Transitions

You hear this term a lot from people who are making a change in their presentation to the world. I think there’s a tendency for the unfamiliar to think of transition as just one goal and just one endpoint. The truth is that people transition to find a comfortable existence.

There are several terms that are used for transition. A social transition is usually just changing things like your name and how you’re dressed. Not everyone needs more than this. You might only be socially transitioned when you’re in your private life, and thereby avoid many issues that crop up with more extensive changes. For some people this is enough. They can even do some more minor things that relieve their feelings of gender dysphoria.

The typical next step taken is often hormone therapy.
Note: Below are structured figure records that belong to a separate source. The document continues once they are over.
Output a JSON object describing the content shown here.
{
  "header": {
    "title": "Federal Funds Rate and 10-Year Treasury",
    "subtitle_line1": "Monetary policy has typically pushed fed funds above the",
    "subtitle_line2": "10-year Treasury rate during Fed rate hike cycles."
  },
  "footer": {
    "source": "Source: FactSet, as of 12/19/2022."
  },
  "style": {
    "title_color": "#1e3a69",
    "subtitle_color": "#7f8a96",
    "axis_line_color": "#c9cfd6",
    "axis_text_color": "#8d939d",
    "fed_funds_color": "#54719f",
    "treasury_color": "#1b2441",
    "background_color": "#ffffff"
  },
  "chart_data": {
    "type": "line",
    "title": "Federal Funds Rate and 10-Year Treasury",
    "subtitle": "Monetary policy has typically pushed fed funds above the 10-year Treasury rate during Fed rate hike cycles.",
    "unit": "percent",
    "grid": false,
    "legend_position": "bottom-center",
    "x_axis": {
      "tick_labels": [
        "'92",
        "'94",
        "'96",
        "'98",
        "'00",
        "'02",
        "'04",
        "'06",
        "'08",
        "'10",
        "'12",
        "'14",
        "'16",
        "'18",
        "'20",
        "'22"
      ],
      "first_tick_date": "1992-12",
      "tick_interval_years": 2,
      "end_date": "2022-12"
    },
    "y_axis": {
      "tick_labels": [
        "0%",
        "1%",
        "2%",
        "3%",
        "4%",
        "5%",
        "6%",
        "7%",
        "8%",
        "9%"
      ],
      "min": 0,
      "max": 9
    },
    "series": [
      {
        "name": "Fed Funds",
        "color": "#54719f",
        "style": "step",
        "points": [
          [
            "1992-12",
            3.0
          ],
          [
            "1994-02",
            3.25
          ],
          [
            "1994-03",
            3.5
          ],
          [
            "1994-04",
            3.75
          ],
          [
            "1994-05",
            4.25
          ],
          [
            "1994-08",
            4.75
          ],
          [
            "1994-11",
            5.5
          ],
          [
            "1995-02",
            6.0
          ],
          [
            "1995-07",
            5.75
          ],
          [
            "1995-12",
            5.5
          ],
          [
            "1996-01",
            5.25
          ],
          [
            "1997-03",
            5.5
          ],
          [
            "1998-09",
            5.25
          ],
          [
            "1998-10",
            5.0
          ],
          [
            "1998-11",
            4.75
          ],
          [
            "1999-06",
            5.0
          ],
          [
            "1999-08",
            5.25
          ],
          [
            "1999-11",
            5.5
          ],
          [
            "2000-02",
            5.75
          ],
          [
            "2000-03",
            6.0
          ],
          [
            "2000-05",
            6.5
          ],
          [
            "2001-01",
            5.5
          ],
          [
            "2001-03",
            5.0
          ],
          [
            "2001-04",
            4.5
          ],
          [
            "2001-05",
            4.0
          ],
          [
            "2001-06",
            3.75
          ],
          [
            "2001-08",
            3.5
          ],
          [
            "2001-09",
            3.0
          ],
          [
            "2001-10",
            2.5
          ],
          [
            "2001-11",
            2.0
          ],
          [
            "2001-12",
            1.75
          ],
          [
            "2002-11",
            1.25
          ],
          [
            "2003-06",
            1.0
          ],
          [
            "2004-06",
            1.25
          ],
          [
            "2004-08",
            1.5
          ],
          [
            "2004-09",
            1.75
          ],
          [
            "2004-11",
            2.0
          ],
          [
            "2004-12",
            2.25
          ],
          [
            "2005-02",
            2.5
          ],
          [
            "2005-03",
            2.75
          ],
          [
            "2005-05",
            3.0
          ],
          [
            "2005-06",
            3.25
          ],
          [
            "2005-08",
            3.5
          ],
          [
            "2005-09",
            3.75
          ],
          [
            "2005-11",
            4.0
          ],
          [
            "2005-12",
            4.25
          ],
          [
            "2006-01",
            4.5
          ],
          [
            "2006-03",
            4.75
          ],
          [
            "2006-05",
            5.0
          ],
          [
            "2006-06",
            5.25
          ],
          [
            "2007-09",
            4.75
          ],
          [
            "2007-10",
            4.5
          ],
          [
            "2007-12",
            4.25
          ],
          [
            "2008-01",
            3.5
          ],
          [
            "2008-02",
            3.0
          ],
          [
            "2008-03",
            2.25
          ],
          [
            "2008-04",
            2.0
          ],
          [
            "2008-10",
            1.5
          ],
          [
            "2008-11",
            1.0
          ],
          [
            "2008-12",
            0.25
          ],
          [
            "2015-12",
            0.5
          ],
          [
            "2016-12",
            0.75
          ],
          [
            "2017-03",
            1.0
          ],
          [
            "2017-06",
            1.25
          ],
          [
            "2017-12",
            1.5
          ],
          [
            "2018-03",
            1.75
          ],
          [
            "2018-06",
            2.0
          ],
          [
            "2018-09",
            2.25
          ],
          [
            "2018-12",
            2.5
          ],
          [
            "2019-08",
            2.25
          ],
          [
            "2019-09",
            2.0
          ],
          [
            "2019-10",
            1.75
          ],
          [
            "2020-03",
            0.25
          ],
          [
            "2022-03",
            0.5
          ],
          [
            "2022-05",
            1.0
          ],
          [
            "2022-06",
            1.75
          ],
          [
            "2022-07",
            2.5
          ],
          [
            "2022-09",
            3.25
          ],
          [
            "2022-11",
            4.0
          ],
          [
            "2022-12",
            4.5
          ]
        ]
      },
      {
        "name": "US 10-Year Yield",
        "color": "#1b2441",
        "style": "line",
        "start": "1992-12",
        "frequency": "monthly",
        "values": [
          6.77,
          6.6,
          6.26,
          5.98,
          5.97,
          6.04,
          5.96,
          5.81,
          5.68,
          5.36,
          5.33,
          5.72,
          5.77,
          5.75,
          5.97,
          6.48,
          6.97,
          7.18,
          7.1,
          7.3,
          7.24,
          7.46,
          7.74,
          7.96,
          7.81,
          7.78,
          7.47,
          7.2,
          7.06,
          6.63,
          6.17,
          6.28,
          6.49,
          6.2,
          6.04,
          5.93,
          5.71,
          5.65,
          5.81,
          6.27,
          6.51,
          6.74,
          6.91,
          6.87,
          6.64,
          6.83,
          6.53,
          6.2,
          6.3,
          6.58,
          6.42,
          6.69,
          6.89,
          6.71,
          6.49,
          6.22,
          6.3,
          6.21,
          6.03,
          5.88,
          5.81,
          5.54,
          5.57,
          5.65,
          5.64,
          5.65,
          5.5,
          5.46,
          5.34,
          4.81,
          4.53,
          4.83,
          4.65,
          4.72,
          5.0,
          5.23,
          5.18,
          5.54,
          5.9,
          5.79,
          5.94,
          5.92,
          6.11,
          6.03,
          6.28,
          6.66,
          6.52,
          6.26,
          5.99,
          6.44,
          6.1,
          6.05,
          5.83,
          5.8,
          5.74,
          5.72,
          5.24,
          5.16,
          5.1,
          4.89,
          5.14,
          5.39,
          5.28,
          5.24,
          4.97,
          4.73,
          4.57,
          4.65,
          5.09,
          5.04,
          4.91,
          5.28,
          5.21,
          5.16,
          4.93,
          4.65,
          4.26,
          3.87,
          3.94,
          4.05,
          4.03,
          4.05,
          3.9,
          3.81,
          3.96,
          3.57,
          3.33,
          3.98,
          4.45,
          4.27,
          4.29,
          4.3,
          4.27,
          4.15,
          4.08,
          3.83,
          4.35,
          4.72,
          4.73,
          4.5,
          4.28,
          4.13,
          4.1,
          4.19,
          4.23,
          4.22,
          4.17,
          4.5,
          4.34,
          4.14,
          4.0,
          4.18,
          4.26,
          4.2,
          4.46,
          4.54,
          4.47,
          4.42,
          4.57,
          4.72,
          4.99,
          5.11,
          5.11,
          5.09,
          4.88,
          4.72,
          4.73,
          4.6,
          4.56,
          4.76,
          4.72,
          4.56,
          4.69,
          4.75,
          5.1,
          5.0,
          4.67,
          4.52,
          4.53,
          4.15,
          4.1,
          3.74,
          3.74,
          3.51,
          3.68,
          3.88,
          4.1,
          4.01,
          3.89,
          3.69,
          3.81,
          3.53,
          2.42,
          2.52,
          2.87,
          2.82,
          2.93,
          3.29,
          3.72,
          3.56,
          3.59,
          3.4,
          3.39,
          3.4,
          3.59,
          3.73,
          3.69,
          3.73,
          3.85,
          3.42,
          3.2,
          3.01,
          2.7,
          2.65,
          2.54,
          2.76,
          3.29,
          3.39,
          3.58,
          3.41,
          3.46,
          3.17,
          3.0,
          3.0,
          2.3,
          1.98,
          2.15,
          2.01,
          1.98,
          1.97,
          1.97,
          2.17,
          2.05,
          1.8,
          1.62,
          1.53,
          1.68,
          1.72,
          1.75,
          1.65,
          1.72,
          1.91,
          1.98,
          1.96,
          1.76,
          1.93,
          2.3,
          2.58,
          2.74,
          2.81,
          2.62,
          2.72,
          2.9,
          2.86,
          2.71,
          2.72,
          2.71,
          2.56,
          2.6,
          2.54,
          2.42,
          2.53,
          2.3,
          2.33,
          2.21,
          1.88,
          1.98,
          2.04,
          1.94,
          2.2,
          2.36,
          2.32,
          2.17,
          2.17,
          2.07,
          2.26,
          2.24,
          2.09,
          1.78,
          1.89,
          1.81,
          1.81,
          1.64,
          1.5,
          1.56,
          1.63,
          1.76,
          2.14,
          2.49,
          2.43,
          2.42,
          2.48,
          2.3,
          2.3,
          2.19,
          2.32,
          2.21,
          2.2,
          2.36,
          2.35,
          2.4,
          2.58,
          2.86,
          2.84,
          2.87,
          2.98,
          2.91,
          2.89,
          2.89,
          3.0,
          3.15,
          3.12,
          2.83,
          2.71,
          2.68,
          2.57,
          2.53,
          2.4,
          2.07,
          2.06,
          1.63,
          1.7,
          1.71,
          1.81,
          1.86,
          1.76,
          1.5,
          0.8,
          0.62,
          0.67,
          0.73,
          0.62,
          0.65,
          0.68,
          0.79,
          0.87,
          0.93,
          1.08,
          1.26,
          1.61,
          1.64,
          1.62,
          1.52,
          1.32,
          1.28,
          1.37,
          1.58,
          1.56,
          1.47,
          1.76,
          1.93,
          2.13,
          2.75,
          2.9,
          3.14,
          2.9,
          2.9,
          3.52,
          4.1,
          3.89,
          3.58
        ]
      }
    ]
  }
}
Putting the bodies hormones in concert with the person’s view of themselves can go a very long way to relieve feelings of dysphoria. Hormone therapy can largely be reversed although you can become sterile. A good thing to keep in mind, especially for young transitioners. This change in hormones is the first step in a medical transition. There are a number of different paths that can be taken, but usually HRT (hormone therapy) is the first. This is often very effective by itself in reducing dysphoria.

You’ll note that nowhere am I saying the changes or treatments are meant to actually change anything about the sex of the individual. Everyone understands this, trans people are not delusional, but these changes do provide relief from the dysphoria.

Some people are happy with this. They might live a life in duality where they are Sam at work and Samantha at home. If that’s enough for them then they can stop making changes and concentrate on life.

Then there are some who feel they want to be more congruent with the sex they feel they should have been born as and for those people there’s often a surgical transition to try and reconfigure the genitalia into an approximation of what they would have had. Meanwhile there are other surgeries undertaken to deal with issues like a transman’s breasts, facial reconstruction to make the person more passable, minimizing a transwoman’s adam’s apple and more.

Reassignment surgery for transwomen is relatively successful from an appearance viewpoint. Functionally there are problems having enough material to create a workable vagina plus the physical limitations of the patient may not really allow enough room for penetrative sex to be a comfortable option. Even in the case of Jazz Jennings, who had surgery from one of the top transgender surgeons, Marcie Bowers, has had a slew of problems because having not gone through male puberty there wasn’t much material to construct the vagina.

It is perfectly possible that advancements in technique and materials will take care of these issues, but in the meantime it would be good if therapists were better educated on the real state of the art and success rates of the surgery. Surgeons ought to be under stricter guidelines to limit reassignment surgeries to those who are unlikely to run into complications and problems. Perhaps better yet it would be good if the community would organize to make sure people understand the limitations of what’s now available.

Despite there being limitations, the current ability to make these changes, minor or major, has been successful at reducing or eliminating my gender dysphoria. It is a blessing to not have the tortuous thoughts anymore.